I was struck in watching the Barbara Walter’s Special “Where is Hell? How do you get there?” (So nicely, pragmatically, Americanly approached) how so many of the different spokesmen for the various religions talked about the furniture of heaven. The Muslim was the most interesting with the “youths there to wait on you and satisfy your desires…” Icky! In the the story of the lost son both sons want the father’s stuff but not the father. Gospel is the process by which we begin to want the Father and find our pleasure in him alone, then all the stuff is added on top (seek first the kingdom…)
Gospel is the process of both our justification and sanctification and although we can name the distinction the process is the same.
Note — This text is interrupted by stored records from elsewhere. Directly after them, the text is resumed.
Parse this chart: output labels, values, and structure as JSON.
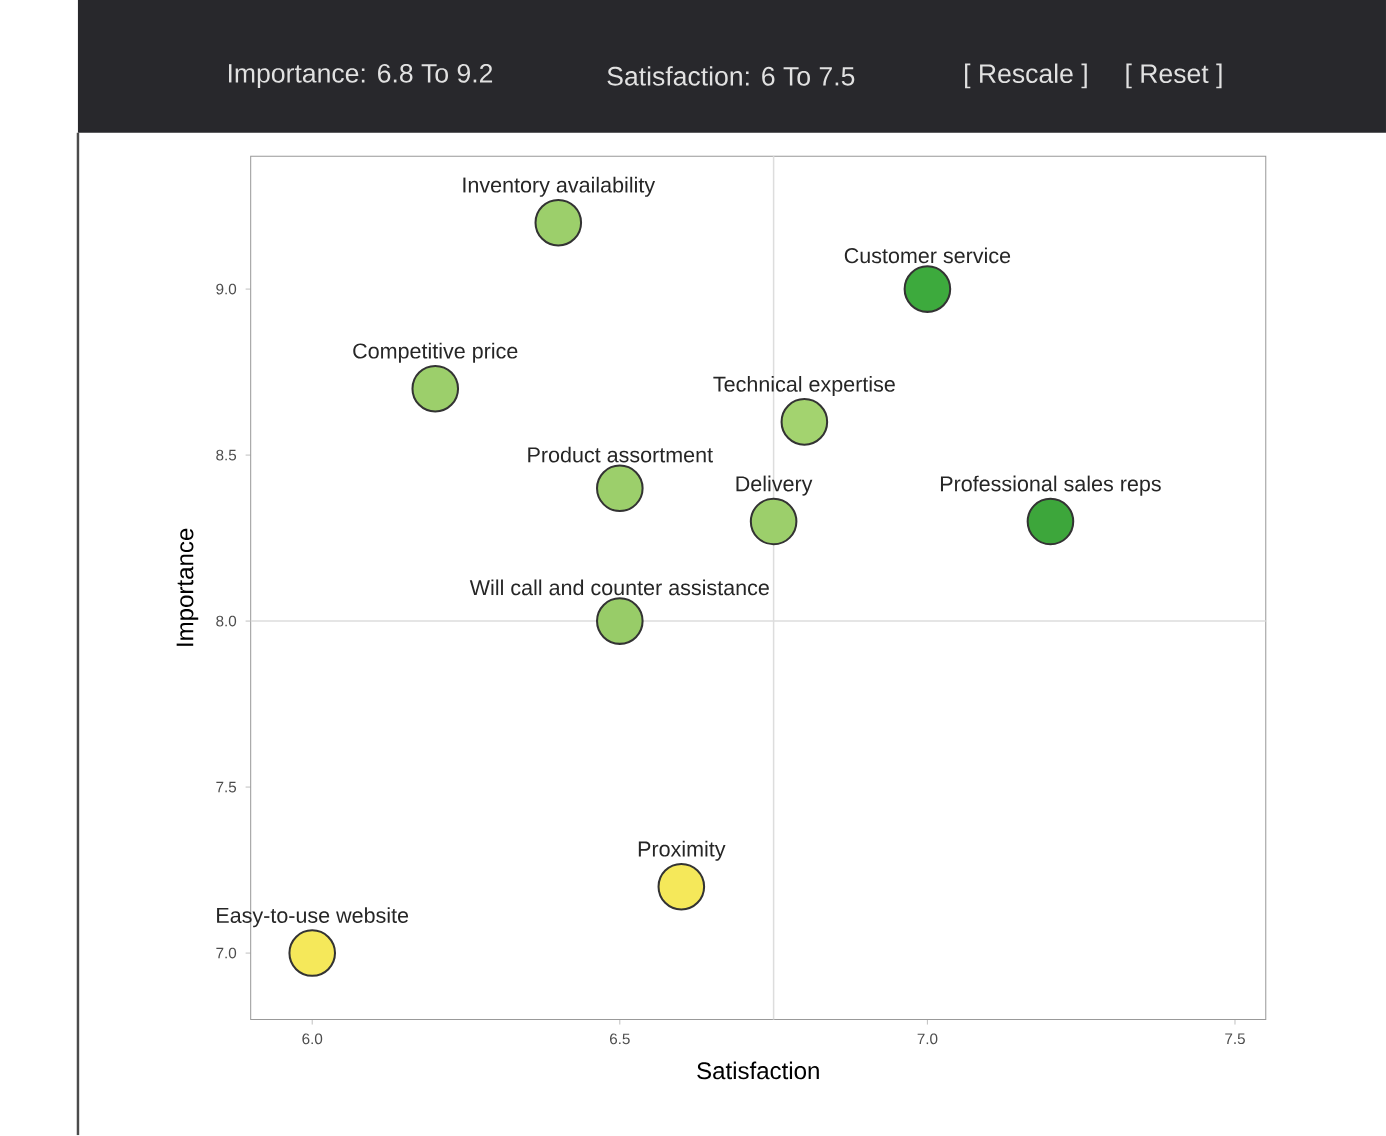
{
  "chart_data": {
    "type": "scatter",
    "xlabel": "Satisfaction",
    "ylabel": "Importance",
    "x": [
      6.4,
      7.0,
      6.2,
      6.8,
      6.5,
      6.75,
      7.2,
      6.5,
      6.6,
      6.0
    ],
    "values": [
      9.2,
      9.0,
      8.7,
      8.6,
      8.4,
      8.3,
      8.3,
      8.0,
      7.2,
      7.0
    ],
    "colors": [
      "#9ccf6b",
      "#3daa3d",
      "#9ccf6b",
      "#a3d36f",
      "#9ccf6b",
      "#9ccf6b",
      "#3da63b",
      "#98cc68",
      "#f5e85a",
      "#f5e85a"
    ],
    "marker": "circle",
    "xlim": [
      5.9,
      7.55
    ],
    "ylim": [
      6.8,
      9.4
    ],
    "xticks": [
      {
        "value": 6,
        "label": "6.0"
      },
      {
        "value": 6.5,
        "label": "6.5"
      },
      {
        "value": 7,
        "label": "7.0"
      },
      {
        "value": 7.5,
        "label": "7.5"
      }
    ],
    "yticks": [
      {
        "value": 7,
        "label": "7.0"
      },
      {
        "value": 7.5,
        "label": "7.5"
      },
      {
        "value": 8,
        "label": "8.0"
      },
      {
        "value": 8.5,
        "label": "8.5"
      },
      {
        "value": 9,
        "label": "9.0"
      }
    ],
    "ref_lines": [
      {
        "axis": "x",
        "value": 6.75,
        "color": "#dddddd"
      },
      {
        "axis": "y",
        "value": 8.0,
        "color": "#dddddd"
      }
    ],
    "annotations": [
      "Importance: 6.8 To 9.2",
      "Satisfaction: 6 To 7.5",
      "[ Rescale ]",
      "[ Reset ]",
      {
        "text": "Inventory availability",
        "x": 6.4,
        "y": 9.2
      },
      {
        "text": "Customer service",
        "x": 7.0,
        "y": 9.0
      },
      {
        "text": "Competitive price",
        "x": 6.2,
        "y": 8.7
      },
      {
        "text": "Technical expertise",
        "x": 6.8,
        "y": 8.6
      },
      {
        "text": "Product assortment",
        "x": 6.5,
        "y": 8.4
      },
      {
        "text": "Delivery",
        "x": 6.75,
        "y": 8.3
      },
      {
        "text": "Professional sales reps",
        "x": 7.2,
        "y": 8.3
      },
      {
        "text": "Will call and counter assistance",
        "x": 6.5,
        "y": 8.0
      },
      {
        "text": "Proximity",
        "x": 6.6,
        "y": 7.2
      },
      {
        "text": "Easy-to-use website",
        "x": 6.0,
        "y": 7.0
      }
    ]
  }
}
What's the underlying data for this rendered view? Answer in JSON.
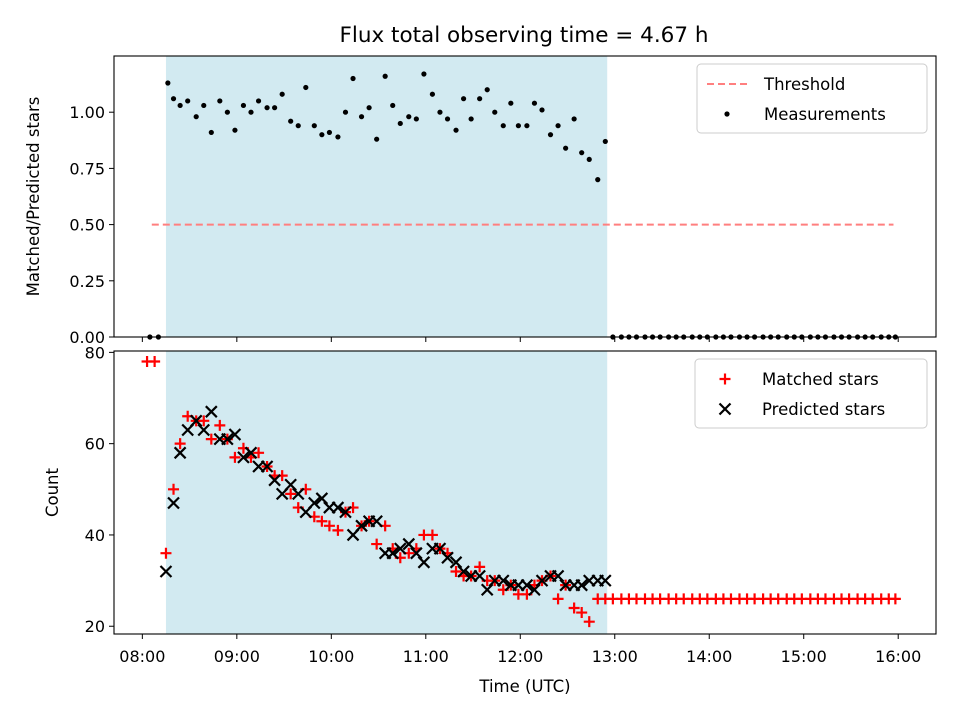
{
  "figure_title": "Flux total observing time = 4.67 h",
  "chart_data": [
    {
      "type": "scatter",
      "title": "Flux total observing time = 4.67 h",
      "ylabel": "Matched/Predicted stars",
      "xlabel": "",
      "x_unit": "hours UTC",
      "xlim": [
        7.7,
        16.4
      ],
      "ylim": [
        0.0,
        1.25
      ],
      "yticks": [
        0.0,
        0.25,
        0.5,
        0.75,
        1.0
      ],
      "ytick_labels": [
        "0.00",
        "0.25",
        "0.50",
        "0.75",
        "1.00"
      ],
      "shaded_interval": [
        8.25,
        12.92
      ],
      "shade_color": "#add8e6",
      "threshold": {
        "name": "Threshold",
        "value": 0.5,
        "x_range": [
          8.1,
          15.95
        ],
        "color": "#ff7f7f",
        "style": "dashed"
      },
      "legend": {
        "position": "top-right",
        "entries": [
          "Threshold",
          "Measurements"
        ]
      },
      "series": [
        {
          "name": "Measurements",
          "marker": "dot",
          "color": "#000000",
          "x": [
            8.08,
            8.17,
            8.27,
            8.33,
            8.4,
            8.48,
            8.57,
            8.65,
            8.73,
            8.82,
            8.9,
            8.98,
            9.07,
            9.15,
            9.23,
            9.32,
            9.4,
            9.48,
            9.57,
            9.65,
            9.73,
            9.82,
            9.9,
            9.98,
            10.07,
            10.15,
            10.23,
            10.32,
            10.4,
            10.48,
            10.57,
            10.65,
            10.73,
            10.82,
            10.9,
            10.98,
            11.07,
            11.15,
            11.23,
            11.32,
            11.4,
            11.48,
            11.57,
            11.65,
            11.73,
            11.82,
            11.9,
            11.98,
            12.07,
            12.15,
            12.23,
            12.32,
            12.4,
            12.48,
            12.57,
            12.65,
            12.73,
            12.82,
            12.9,
            12.98,
            13.07,
            13.15,
            13.23,
            13.32,
            13.4,
            13.48,
            13.57,
            13.65,
            13.73,
            13.82,
            13.9,
            13.98,
            14.07,
            14.15,
            14.23,
            14.32,
            14.4,
            14.48,
            14.57,
            14.65,
            14.73,
            14.82,
            14.9,
            14.98,
            15.07,
            15.15,
            15.23,
            15.32,
            15.4,
            15.48,
            15.57,
            15.65,
            15.73,
            15.82,
            15.9,
            15.97
          ],
          "y": [
            0.0,
            0.0,
            1.13,
            1.06,
            1.03,
            1.05,
            0.98,
            1.03,
            0.91,
            1.05,
            1.0,
            0.92,
            1.03,
            1.0,
            1.05,
            1.02,
            1.02,
            1.08,
            0.96,
            0.94,
            1.11,
            0.94,
            0.9,
            0.91,
            0.89,
            1.0,
            1.15,
            0.98,
            1.02,
            0.88,
            1.16,
            1.03,
            0.95,
            0.98,
            0.97,
            1.17,
            1.08,
            1.0,
            0.97,
            0.92,
            1.06,
            0.97,
            1.06,
            1.1,
            1.0,
            0.94,
            1.04,
            0.94,
            0.94,
            1.04,
            1.01,
            0.9,
            0.94,
            0.84,
            0.97,
            0.82,
            0.79,
            0.7,
            0.87,
            0.0,
            0.0,
            0.0,
            0.0,
            0.0,
            0.0,
            0.0,
            0.0,
            0.0,
            0.0,
            0.0,
            0.0,
            0.0,
            0.0,
            0.0,
            0.0,
            0.0,
            0.0,
            0.0,
            0.0,
            0.0,
            0.0,
            0.0,
            0.0,
            0.0,
            0.0,
            0.0,
            0.0,
            0.0,
            0.0,
            0.0,
            0.0,
            0.0,
            0.0,
            0.0,
            0.0,
            0.0
          ]
        }
      ]
    },
    {
      "type": "scatter",
      "title": "",
      "ylabel": "Count",
      "xlabel": "Time (UTC)",
      "x_unit": "hours UTC",
      "xlim": [
        7.7,
        16.4
      ],
      "ylim": [
        18.3,
        80.3
      ],
      "yticks": [
        20,
        40,
        60,
        80
      ],
      "ytick_labels": [
        "20",
        "40",
        "60",
        "80"
      ],
      "xticks": [
        8,
        9,
        10,
        11,
        12,
        13,
        14,
        15,
        16
      ],
      "xtick_labels": [
        "08:00",
        "09:00",
        "10:00",
        "11:00",
        "12:00",
        "13:00",
        "14:00",
        "15:00",
        "16:00"
      ],
      "shaded_interval": [
        8.25,
        12.92
      ],
      "shade_color": "#add8e6",
      "legend": {
        "position": "top-right",
        "entries": [
          "Matched stars",
          "Predicted stars"
        ]
      },
      "series": [
        {
          "name": "Matched stars",
          "marker": "plus",
          "color": "#ff0000",
          "x": [
            8.05,
            8.13,
            8.25,
            8.33,
            8.4,
            8.48,
            8.57,
            8.65,
            8.73,
            8.82,
            8.9,
            8.98,
            9.07,
            9.15,
            9.23,
            9.32,
            9.4,
            9.48,
            9.57,
            9.65,
            9.73,
            9.82,
            9.9,
            9.98,
            10.07,
            10.15,
            10.23,
            10.32,
            10.4,
            10.48,
            10.57,
            10.65,
            10.73,
            10.82,
            10.9,
            10.98,
            11.07,
            11.15,
            11.23,
            11.32,
            11.4,
            11.48,
            11.57,
            11.65,
            11.73,
            11.82,
            11.9,
            11.98,
            12.07,
            12.15,
            12.23,
            12.32,
            12.4,
            12.48,
            12.57,
            12.65,
            12.73,
            12.82,
            12.9,
            12.98,
            13.07,
            13.15,
            13.23,
            13.32,
            13.4,
            13.48,
            13.57,
            13.65,
            13.73,
            13.82,
            13.9,
            13.98,
            14.07,
            14.15,
            14.23,
            14.32,
            14.4,
            14.48,
            14.57,
            14.65,
            14.73,
            14.82,
            14.9,
            14.98,
            15.07,
            15.15,
            15.23,
            15.32,
            15.4,
            15.48,
            15.57,
            15.65,
            15.73,
            15.82,
            15.9,
            15.97
          ],
          "y": [
            78,
            78,
            36,
            50,
            60,
            66,
            65,
            65,
            61,
            64,
            61,
            57,
            59,
            57,
            58,
            55,
            53,
            53,
            49,
            46,
            50,
            44,
            43,
            42,
            41,
            45,
            46,
            42,
            43,
            38,
            42,
            37,
            35,
            36,
            37,
            40,
            40,
            37,
            36,
            32,
            31,
            31,
            33,
            30,
            30,
            28,
            29,
            27,
            27,
            29,
            30,
            31,
            26,
            29,
            24,
            23,
            21,
            26,
            26,
            26,
            26,
            26,
            26,
            26,
            26,
            26,
            26,
            26,
            26,
            26,
            26,
            26,
            26,
            26,
            26,
            26,
            26,
            26,
            26,
            26,
            26,
            26,
            26,
            26,
            26,
            26,
            26,
            26,
            26,
            26,
            26,
            26,
            26,
            26,
            26,
            26
          ]
        },
        {
          "name": "Predicted stars",
          "marker": "x",
          "color": "#000000",
          "x": [
            8.25,
            8.33,
            8.4,
            8.48,
            8.57,
            8.65,
            8.73,
            8.82,
            8.9,
            8.98,
            9.07,
            9.15,
            9.23,
            9.32,
            9.4,
            9.48,
            9.57,
            9.65,
            9.73,
            9.82,
            9.9,
            9.98,
            10.07,
            10.15,
            10.23,
            10.32,
            10.4,
            10.48,
            10.57,
            10.65,
            10.73,
            10.82,
            10.9,
            10.98,
            11.07,
            11.15,
            11.23,
            11.32,
            11.4,
            11.48,
            11.57,
            11.65,
            11.73,
            11.82,
            11.9,
            11.98,
            12.07,
            12.15,
            12.23,
            12.32,
            12.4,
            12.48,
            12.57,
            12.65,
            12.73,
            12.82,
            12.9
          ],
          "y": [
            32,
            47,
            58,
            63,
            65,
            63,
            67,
            61,
            61,
            62,
            57,
            58,
            55,
            55,
            52,
            49,
            51,
            49,
            45,
            47,
            48,
            46,
            46,
            45,
            40,
            42,
            43,
            43,
            36,
            36,
            37,
            38,
            36,
            34,
            37,
            37,
            35,
            34,
            32,
            31,
            31,
            28,
            30,
            30,
            29,
            29,
            29,
            28,
            30,
            31,
            31,
            29,
            29,
            29,
            30,
            30,
            30
          ]
        }
      ]
    }
  ]
}
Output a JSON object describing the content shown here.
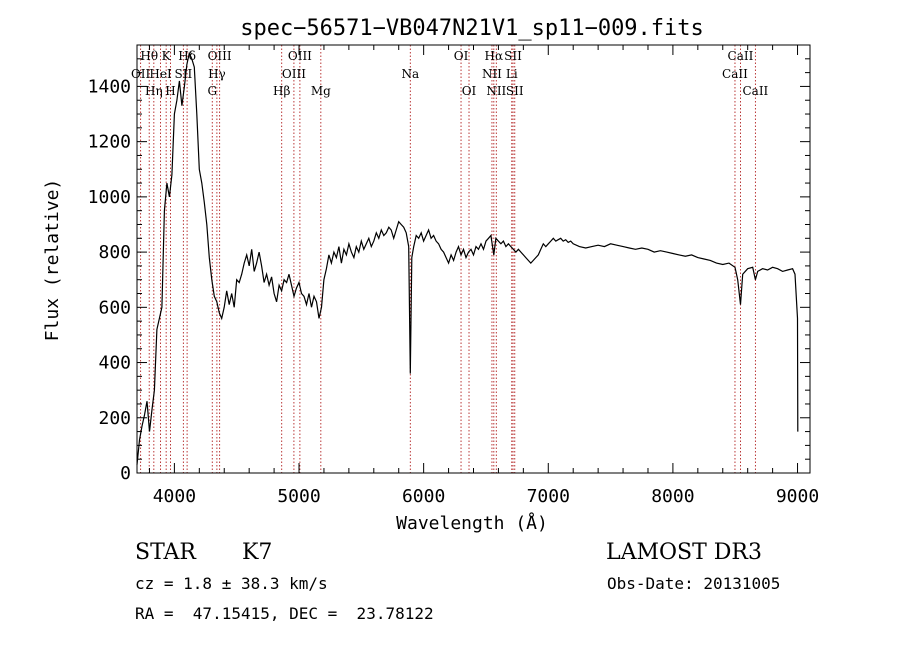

I think that is what the HC gets at when it talks about the fact that being saved by grace won’t simply make us libertines, it can’t. It’s all the same process. We are drawn to Him and the hell that is growing in us is attacked. Gospel in some strange way is like chemo therapy against the cancer of hell in our hearts.
This should inform our preaching and this should help us to not have to separate preaching to “seekers” and preaching to Christians. It’s all the same gospel and it’s all the same process and both the seeker who might be taking first steps and the long term Christian who might be living it for years both benefit.
Gospel is not the “basics” and then we move on to “meat”. If angels are endlessly fascinated by the Gospel then it ought never to bore us because its something we never exhaust or fully grasp.